Politische Einstellungen

Studie: Antidemokratische Einstellungen verfestigt

06. November 2025, 11:21 Uhr · Quelle: dpa
Neue «Mitte-Studie»
Foto: Bernd Weißbrod/dpa
Generell stellen die Wissenschaftler «Gewöhnungseffekte und Normalisierung» bei rechtsextremen Einstellungen fest. (Symbolbild)
Eine aktuelle Umfrage zeigt, dass mehr als jeder Siebte diktatorische Verhältnisse in Deutschland gutheißt. Gleichzeitig nimmt das Misstrauen gegen demokratische Institutionen zu.

Berlin (dpa) - Mehr als jede und jeder Siebte würde einer Studie zufolge Verhältnisse wie in einer Diktatur in Deutschland befürworten. Sogar rund jede fünfte Person zeigt sich offen für extreme und nationalistische Positionen. Ein klar rechtsextremes Weltbild teilen laut der neuen «Mitte-Studie» der Universität Bielefeld und der Friedrich-Ebert-Stiftung 3,3 Prozent. Abwertende Meinungen über Asylbewerber und Langzeitarbeitslose seien für viele selbstverständlich geworden.

Allerdings ist nach den neuen Umfragedaten der Anteil der Menschen mit klar rechtsextremen Einstellungen im Vergleich zur Vorgängerstudie von vor zwei Jahren damit von acht um 4,7 Prozentpunkte zurückgegangen. Doch im längeren Zeitvergleich sei das Niveau konstant: Seit 2014 habe es stets zwischen zwei und drei Prozent Rechtsextreme gegeben. 

Zu so einem rechtsextremen Weltbild gehört dabei eine Befürwortung einer Diktatur, die Verharmlosung des Nationalsozialismus, eine völkisch-nationalistische Ideologie, Fremdenfeindlichkeit oder Sozialdarwinismus, also eine Unterscheidung zwischen Höher- und Minderwertigen, wie der Studienautor Andreas Zick erläuterte. «Wir reden hier von Menschen, die 18 Aussagen eindeutig zustimmen.» Konstant bleibe ein Graubereich mit Teilzustimmungen mit 21 Prozent. 

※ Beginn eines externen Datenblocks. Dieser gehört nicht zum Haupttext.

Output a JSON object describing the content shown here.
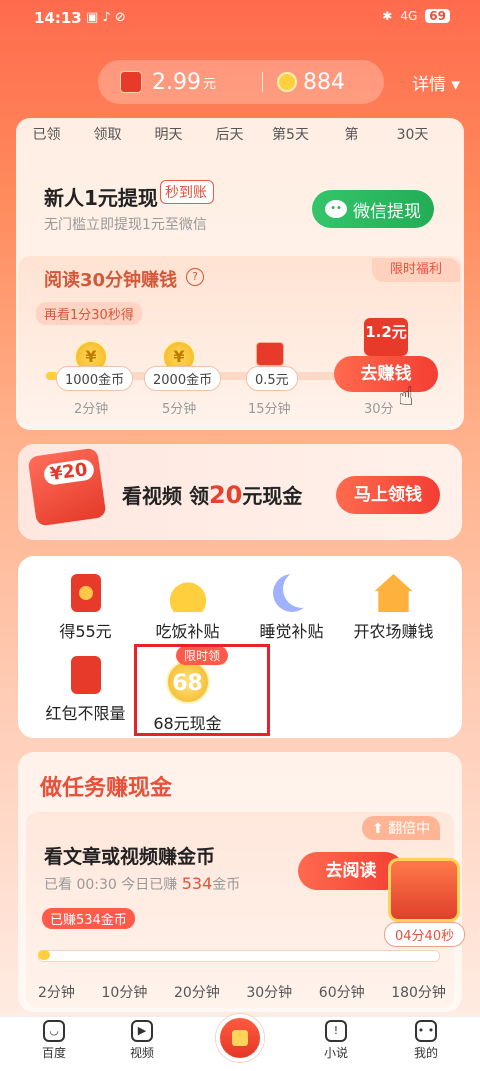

Nach eigener Einschätzung verorteten 57 Prozent der Befragten ihre politischen Ansichten «genau in der Mitte» – eine leicht steigende Tendenz. «Die Mehrheit der Menschen in Deutschland ist demokratisch eingestellt und äußert Sorgen wegen des zunehmenden Rechtsextremismus», so die Autoren um den Bielefelder Konfliktforscher. Für die laut der Universität repräsentative Umfrage führten die Umfrageinstitute Uzbonn und Nhi² vom 30. Mai bis zum 4. Juli 2.001 Interviews mit 18- bis 94-Jährigen durch. Auftraggeber ist die SPD-nahe Friedrich-Ebert-Stiftung.

Nationalistischer Graubereich

Rund 20 Prozent äußern sich ambivalent gegenüber rechtsextremen und nationalchauvinistischen Aussagen, stimmen also weder zu noch lehnen sie ab. «Dieser Graubereich», so die Experten, «hat sich gegenüber dem Vorjahr gefestigt und zeigt eine Offenheit für antidemokratische Orientierungen». 

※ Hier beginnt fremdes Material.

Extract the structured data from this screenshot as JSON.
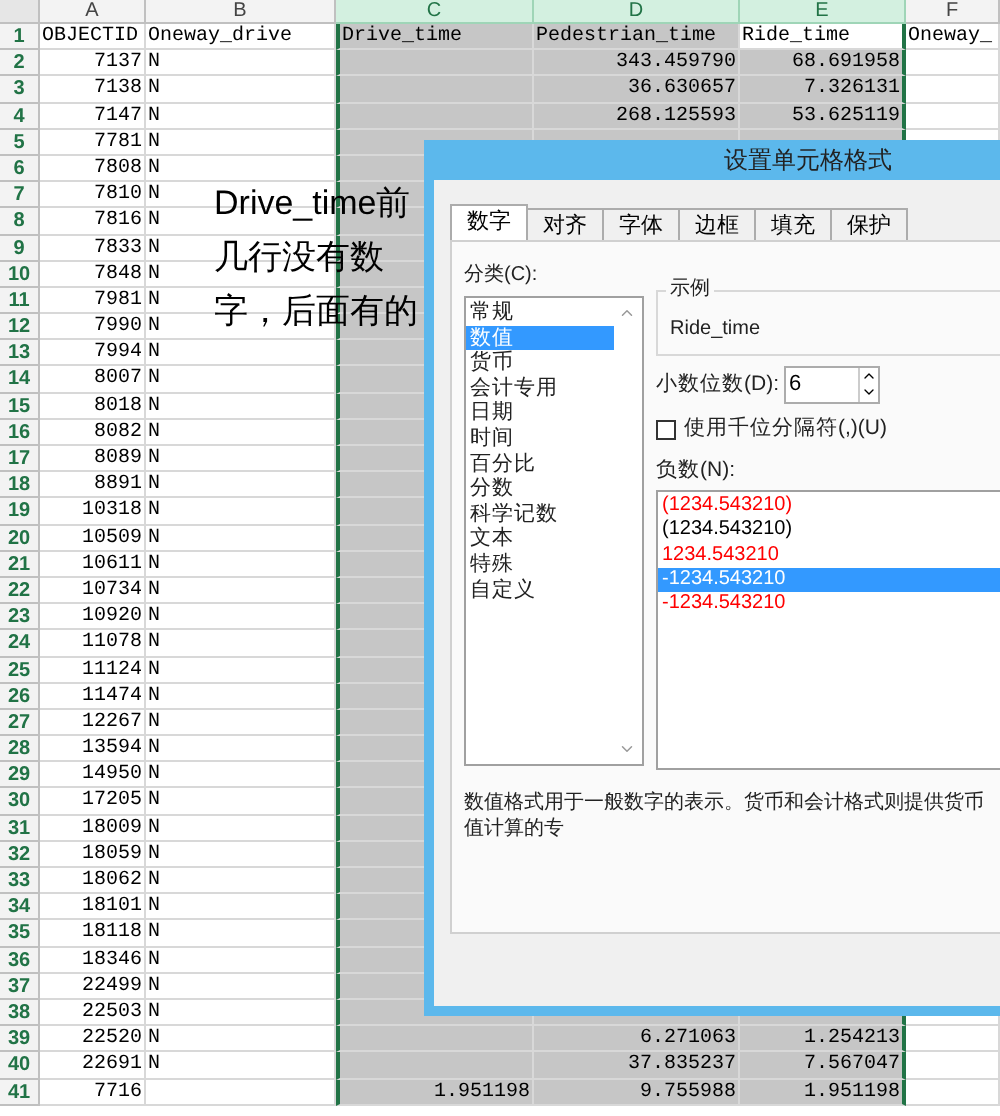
{
  "columns": [
    {
      "label": "A",
      "selected": false,
      "active": false
    },
    {
      "label": "B",
      "selected": false,
      "active": false
    },
    {
      "label": "C",
      "selected": true,
      "active": false
    },
    {
      "label": "D",
      "selected": true,
      "active": false
    },
    {
      "label": "E",
      "selected": true,
      "active": true
    },
    {
      "label": "F",
      "selected": false,
      "active": false
    }
  ],
  "rows": [
    {
      "number": "1",
      "a": "OBJECTID",
      "b": "Oneway_drive",
      "c": "Drive_time",
      "d": "Pedestrian_time",
      "e": "Ride_time",
      "f": "Oneway_"
    },
    {
      "number": "2",
      "a": "7137",
      "b": "N",
      "d": "343.459790",
      "e": "68.691958"
    },
    {
      "number": "3",
      "a": "7138",
      "b": "N",
      "d": "36.630657",
      "e": "7.326131"
    },
    {
      "number": "4",
      "a": "7147",
      "b": "N",
      "d": "268.125593",
      "e": "53.625119"
    },
    {
      "number": "5",
      "a": "7781",
      "b": "N"
    },
    {
      "number": "6",
      "a": "7808",
      "b": "N"
    },
    {
      "number": "7",
      "a": "7810",
      "b": "N"
    },
    {
      "number": "8",
      "a": "7816",
      "b": "N"
    },
    {
      "number": "9",
      "a": "7833",
      "b": "N"
    },
    {
      "number": "10",
      "a": "7848",
      "b": "N"
    },
    {
      "number": "11",
      "a": "7981",
      "b": "N"
    },
    {
      "number": "12",
      "a": "7990",
      "b": "N"
    },
    {
      "number": "13",
      "a": "7994",
      "b": "N"
    },
    {
      "number": "14",
      "a": "8007",
      "b": "N"
    },
    {
      "number": "15",
      "a": "8018",
      "b": "N"
    },
    {
      "number": "16",
      "a": "8082",
      "b": "N"
    },
    {
      "number": "17",
      "a": "8089",
      "b": "N"
    },
    {
      "number": "18",
      "a": "8891",
      "b": "N"
    },
    {
      "number": "19",
      "a": "10318",
      "b": "N"
    },
    {
      "number": "20",
      "a": "10509",
      "b": "N"
    },
    {
      "number": "21",
      "a": "10611",
      "b": "N"
    },
    {
      "number": "22",
      "a": "10734",
      "b": "N"
    },
    {
      "number": "23",
      "a": "10920",
      "b": "N"
    },
    {
      "number": "24",
      "a": "11078",
      "b": "N"
    },
    {
      "number": "25",
      "a": "11124",
      "b": "N"
    },
    {
      "number": "26",
      "a": "11474",
      "b": "N"
    },
    {
      "number": "27",
      "a": "12267",
      "b": "N"
    },
    {
      "number": "28",
      "a": "13594",
      "b": "N"
    },
    {
      "number": "29",
      "a": "14950",
      "b": "N"
    },
    {
      "number": "30",
      "a": "17205",
      "b": "N"
    },
    {
      "number": "31",
      "a": "18009",
      "b": "N"
    },
    {
      "number": "32",
      "a": "18059",
      "b": "N"
    },
    {
      "number": "33",
      "a": "18062",
      "b": "N"
    },
    {
      "number": "34",
      "a": "18101",
      "b": "N"
    },
    {
      "number": "35",
      "a": "18118",
      "b": "N"
    },
    {
      "number": "36",
      "a": "18346",
      "b": "N"
    },
    {
      "number": "37",
      "a": "22499",
      "b": "N"
    },
    {
      "number": "38",
      "a": "22503",
      "b": "N"
    },
    {
      "number": "39",
      "a": "22520",
      "b": "N",
      "d": "6.271063",
      "e": "1.254213"
    },
    {
      "number": "40",
      "a": "22691",
      "b": "N",
      "d": "37.835237",
      "e": "7.567047"
    },
    {
      "number": "41",
      "a": "7716",
      "c": "1.951198",
      "d": "9.755988",
      "e": "1.951198"
    }
  ],
  "annotation": [
    "Drive_time前",
    "几行没有数",
    "字，后面有的"
  ],
  "dialog": {
    "title": "设置单元格格式",
    "tabs": [
      {
        "label": "数字",
        "selected": true
      },
      {
        "label": "对齐",
        "selected": false
      },
      {
        "label": "字体",
        "selected": false
      },
      {
        "label": "边框",
        "selected": false
      },
      {
        "label": "填充",
        "selected": false
      },
      {
        "label": "保护",
        "selected": false
      }
    ],
    "category_label": "分类(C):",
    "categories": [
      {
        "label": "常规",
        "selected": false
      },
      {
        "label": "数值",
        "selected": true
      },
      {
        "label": "货币",
        "selected": false
      },
      {
        "label": "会计专用",
        "selected": false
      },
      {
        "label": "日期",
        "selected": false
      },
      {
        "label": "时间",
        "selected": false
      },
      {
        "label": "百分比",
        "selected": false
      },
      {
        "label": "分数",
        "selected": false
      },
      {
        "label": "科学记数",
        "selected": false
      },
      {
        "label": "文本",
        "selected": false
      },
      {
        "label": "特殊",
        "selected": false
      },
      {
        "label": "自定义",
        "selected": false
      }
    ],
    "sample": {
      "label": "示例",
      "value": "Ride_time"
    },
    "decimal_places": {
      "label": "小数位数(D):",
      "value": "6"
    },
    "thousands_separator": {
      "label": "使用千位分隔符(,)(U)",
      "checked": false
    },
    "negative_label": "负数(N):",
    "negative_formats": [
      {
        "label": "(1234.543210)",
        "color": "#ff0000",
        "selected": false
      },
      {
        "label": "(1234.543210)",
        "color": "#000000",
        "selected": false
      },
      {
        "label": "1234.543210",
        "color": "#ff0000",
        "selected": false
      },
      {
        "label": "-1234.543210",
        "selected": true
      },
      {
        "label": "-1234.543210",
        "color": "#ff0000",
        "selected": false
      }
    ],
    "description": "数值格式用于一般数字的表示。货币和会计格式则提供货币值计算的专"
  }
}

Zustimmung findet bei fast einem Viertel der Befragten der Satz: «Das oberste Ziel der deutschen Politik sollte es sein, Deutschland die Macht und Geltung zu verschaffen, die ihm zusteht.» 30 Prozent finden dies teils/teils. 15 Prozent bejahen voll oder überwiegend: «Wir sollten einen Führer haben, der Deutschland zum Wohle aller mit starker Hand regiert.» Zehn Prozent finden dies teils/teils, rund 75 Prozent lehnen die Aussage ab. Ein Viertel findet: «Was Deutschland jetzt braucht, ist eine einzige starke Partei, die die Volksgemeinschaft insgesamt verkörpert.»

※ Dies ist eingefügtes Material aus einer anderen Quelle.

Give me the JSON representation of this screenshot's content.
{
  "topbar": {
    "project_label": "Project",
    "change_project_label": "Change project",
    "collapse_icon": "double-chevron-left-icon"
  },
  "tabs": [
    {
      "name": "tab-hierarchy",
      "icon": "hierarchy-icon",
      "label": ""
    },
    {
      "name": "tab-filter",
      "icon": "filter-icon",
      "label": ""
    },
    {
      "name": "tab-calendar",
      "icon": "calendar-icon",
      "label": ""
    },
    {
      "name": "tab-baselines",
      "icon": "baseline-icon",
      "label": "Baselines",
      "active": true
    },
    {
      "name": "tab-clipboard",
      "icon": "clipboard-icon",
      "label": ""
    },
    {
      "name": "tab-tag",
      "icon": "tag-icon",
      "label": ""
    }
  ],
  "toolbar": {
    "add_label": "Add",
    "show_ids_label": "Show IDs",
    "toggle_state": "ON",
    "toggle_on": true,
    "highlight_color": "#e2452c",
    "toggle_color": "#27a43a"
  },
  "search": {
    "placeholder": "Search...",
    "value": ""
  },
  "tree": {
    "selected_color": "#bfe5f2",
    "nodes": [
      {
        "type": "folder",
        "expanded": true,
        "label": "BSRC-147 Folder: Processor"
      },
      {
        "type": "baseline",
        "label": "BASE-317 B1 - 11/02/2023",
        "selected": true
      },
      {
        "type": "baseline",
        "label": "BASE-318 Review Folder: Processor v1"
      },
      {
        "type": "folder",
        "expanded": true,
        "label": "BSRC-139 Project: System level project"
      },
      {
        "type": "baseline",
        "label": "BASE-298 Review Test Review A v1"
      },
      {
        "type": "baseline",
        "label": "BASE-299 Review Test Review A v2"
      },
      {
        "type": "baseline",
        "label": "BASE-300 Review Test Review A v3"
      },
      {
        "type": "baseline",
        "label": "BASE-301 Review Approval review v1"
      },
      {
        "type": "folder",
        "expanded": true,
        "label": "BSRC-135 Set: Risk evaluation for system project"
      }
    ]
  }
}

Antidemokratische Einstellungen

«Das Demokratie-Misstrauen ist sehr deutlich angestiegen», sagte Zick. Beim Großteil der Misstrauenden sei dies eine umfassende Einstellung. Kein Vertrauen in die demokratischen Institutionen hätten zwei von fünf Bundesbürgerinnen und -bürgern, in demokratische Wahlen rund 18 Prozent – dreimal so viel wie vor vier Jahren. Nur 52 Prozent der Befragten stimmt zu, dass die deutsche Demokratie im Großen und Ganzen ganz gut funktioniere. Ein Viertel (24 Prozent) verneint dies – ein Rekordwert.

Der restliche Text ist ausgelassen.